Published On: Thu, Dec 8th, 2016

Venezuela’s PDVSA seeks fuel imports as refineries struggle

pdvsaCARACAS - Venezuela’s largest refineries were operating below half capacity this week, prompting state-run oil company PDVSA to launch tenders for product imports amid the OPEC country’s deteriorating infrastructure and ebbing crude production.

The country’s massive 955,000-barrel-per-day Paraguana Refining Center was operating at around 45 percent of capacity on Monday, according to an internal PDVSA document seen by Reuters on Tuesday, a poor showing that is likely to signal further need for product imports.

The 645,000-bpd Amuay refinery was running at about 308,000 bpd, while the adjacent 310,000-bpd Cardon facility was at 118,500 bpd, according to the document.

PDVSA this week launched an offer to buy two 300,000-barrel cargoes of gasoline blend stock and a 300,000 barrel cargo of high-sulfur diesel for December delivery, traders said on Tuesday, increasing expected imports for the last quarter.

The company has since November requested some 3.3 million barrels of gasoline and diesel on the open market for prompt delivery.

Even though supplying firms have recently faced long waiting times to discharge cargoes at Venezuelan ports due to payment delays, PDVSA this month also launched tenders to buy up to 6 million barrels of heavy naphtha for 2017 and 1.65 million barrels of U.S. crude, with deliveries starting in December.

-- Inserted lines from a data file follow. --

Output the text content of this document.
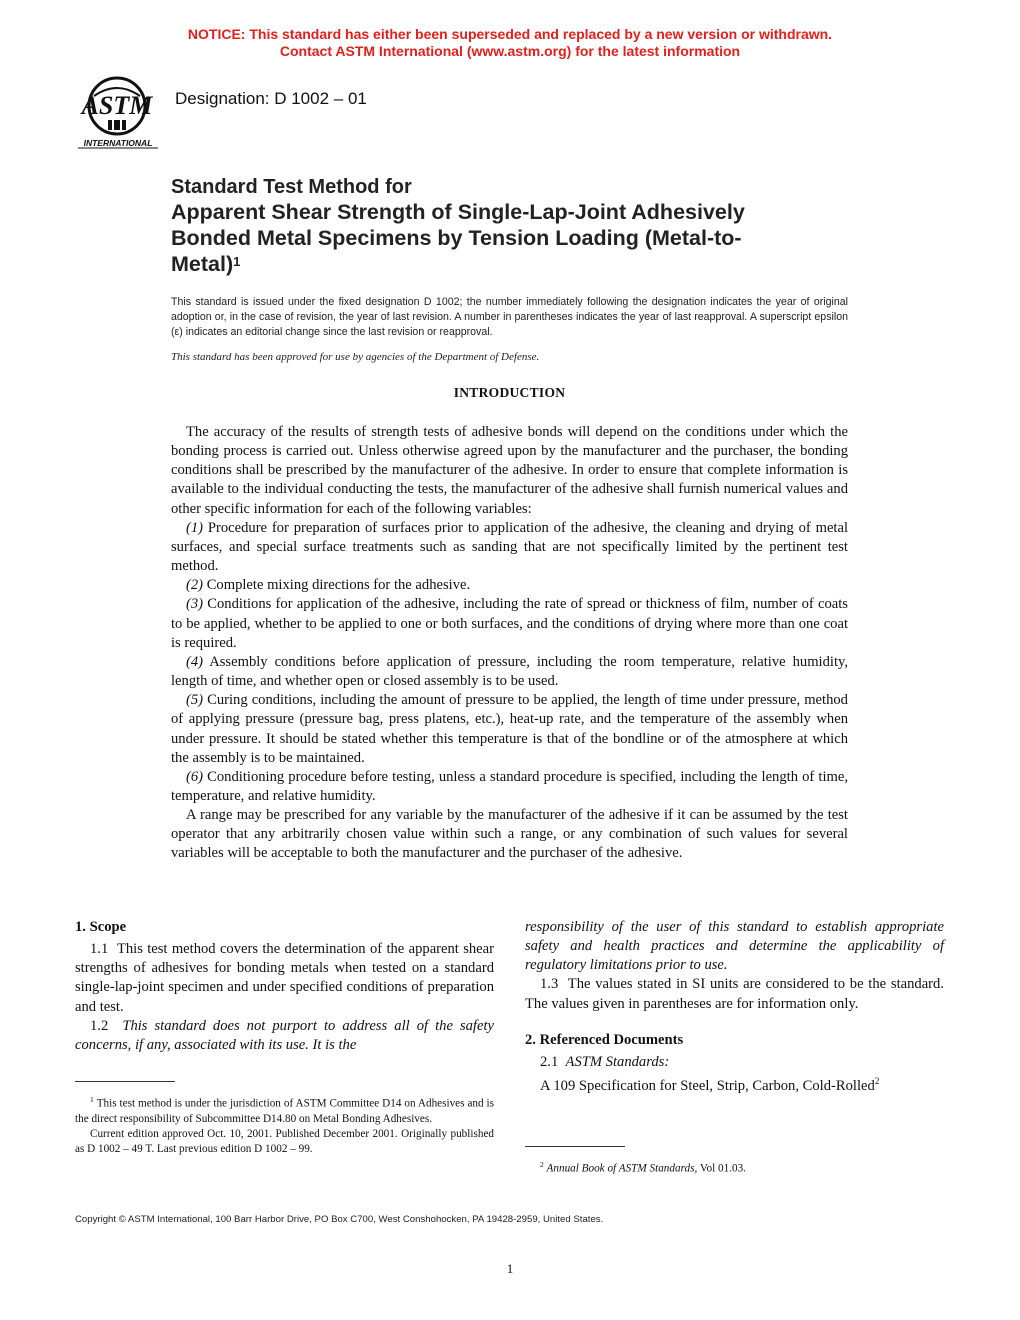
NOTICE: This standard has either been superseded and replaced by a new version or withdrawn.
Contact ASTM International (www.astm.org) for the latest information
ASTM
INTERNATIONAL
Designation: D 1002 – 01
Standard Test Method for
Apparent Shear Strength of Single-Lap-Joint Adhesively
Bonded Metal Specimens by Tension Loading (Metal-to-
Metal)$^1$
This standard is issued under the fixed designation D 1002; the number immediately following the designation indicates the year of original adoption or, in the case of revision, the year of last revision. A number in parentheses indicates the year of last reapproval. A superscript epsilon (ε) indicates an editorial change since the last revision or reapproval.
This standard has been approved for use by agencies of the Department of Defense.
INTRODUCTION

The accuracy of the results of strength tests of adhesive bonds will depend on the conditions under which the bonding process is carried out. Unless otherwise agreed upon by the manufacturer and the purchaser, the bonding conditions shall be prescribed by the manufacturer of the adhesive. In order to ensure that complete information is available to the individual conducting the tests, the manufacturer of the adhesive shall furnish numerical values and other specific information for each of the following variables:

(1) Procedure for preparation of surfaces prior to application of the adhesive, the cleaning and drying of metal surfaces, and special surface treatments such as sanding that are not specifically limited by the pertinent test method.

(2) Complete mixing directions for the adhesive.

(3) Conditions for application of the adhesive, including the rate of spread or thickness of film, number of coats to be applied, whether to be applied to one or both surfaces, and the conditions of drying where more than one coat is required.

(4) Assembly conditions before application of pressure, including the room temperature, relative humidity, length of time, and whether open or closed assembly is to be used.

(5) Curing conditions, including the amount of pressure to be applied, the length of time under pressure, method of applying pressure (pressure bag, press platens, etc.), heat-up rate, and the temperature of the assembly when under pressure. It should be stated whether this temperature is that of the bondline or of the atmosphere at which the assembly is to be maintained.

(6) Conditioning procedure before testing, unless a standard procedure is specified, including the length of time, temperature, and relative humidity.

A range may be prescribed for any variable by the manufacturer of the adhesive if it can be assumed by the test operator that any arbitrarily chosen value within such a range, or any combination of such values for several variables will be acceptable to both the manufacturer and the purchaser of the adhesive.

1. Scope

1.1 This test method covers the determination of the apparent shear strengths of adhesives for bonding metals when tested on a standard single-lap-joint specimen and under specified conditions of preparation and test.

1.2 This standard does not purport to address all of the safety concerns, if any, associated with its use. It is the

$^1$ This test method is under the jurisdiction of ASTM Committee D14 on Adhesives and is the direct responsibility of Subcommittee D14.80 on Metal Bonding Adhesives.

Current edition approved Oct. 10, 2001. Published December 2001. Originally published as D 1002 – 49 T. Last previous edition D 1002 – 99.

responsibility of the user of this standard to establish appropriate safety and health practices and determine the applicability of regulatory limitations prior to use.

1.3 The values stated in SI units are considered to be the standard. The values given in parentheses are for information only.

2. Referenced Documents

2.1 ASTM Standards:

A 109 Specification for Steel, Strip, Carbon, Cold-Rolled$^2$

$^2$ Annual Book of ASTM Standards, Vol 01.03.

Copyright © ASTM International, 100 Barr Harbor Drive, PO Box C700, West Conshohocken, PA 19428-2959, United States.
1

Venezuela’s refineries have been plagued with blackouts, equipment issues and stoppages for years.

PDVSA often blames problems on “saboteurs” intent on bringing down socialist rule in Venezuela, and says its foes and hostile media try to exaggerate refinery issues. Critics say years of underinvestment and poor maintenance are the cause.

The Caracas-based company did not respond to a request for information on the refineries.

The refinery segment is on course for its poorest showing in years, perhaps even lower than in 2012, when a massive fire at Amuay killed over 40 people and dragged Venezuela’s refining operations down to around a half their 1.3 million bpd capacity.

Worsening the situation, Venezuela’s two smaller refineries, with capacities of 146,000 barrels per day and 187,000 bpd respectively, have barely been refining crude in the last few weeks, according to union sources and workers.

PDVSA has been trying to restart Puerto La Cruz since Monday night, according to a worker, but attempts to get two crude distillation units and the catalytic cracker going have failed, he added, and fumes were spilling out of the complex.

“The order is to get the refinery going no matter what, but it looks like God’s own hand is not letting the units operate in these bad conditions,” the worker said.

As crime continues to hit Venezuela’s oil industry, an internal pipe that sends gasoline to the Yagua sorting stations in Carabobo state was stolen last week, a worker said. Oil Minister Eulogio Del Pino on Tuesday said there had been “sabotage” in Yagua.

To compensate for the refining problems, PDVSA imported an average of 63,000 bpd of refined products from the United States during the three first quarters of this year.

Since August, its U.S. unit Citgo Petroleum has been sending three to four monthly cargoes of diesel, gasoline blend stock and jet fuel to its parent company.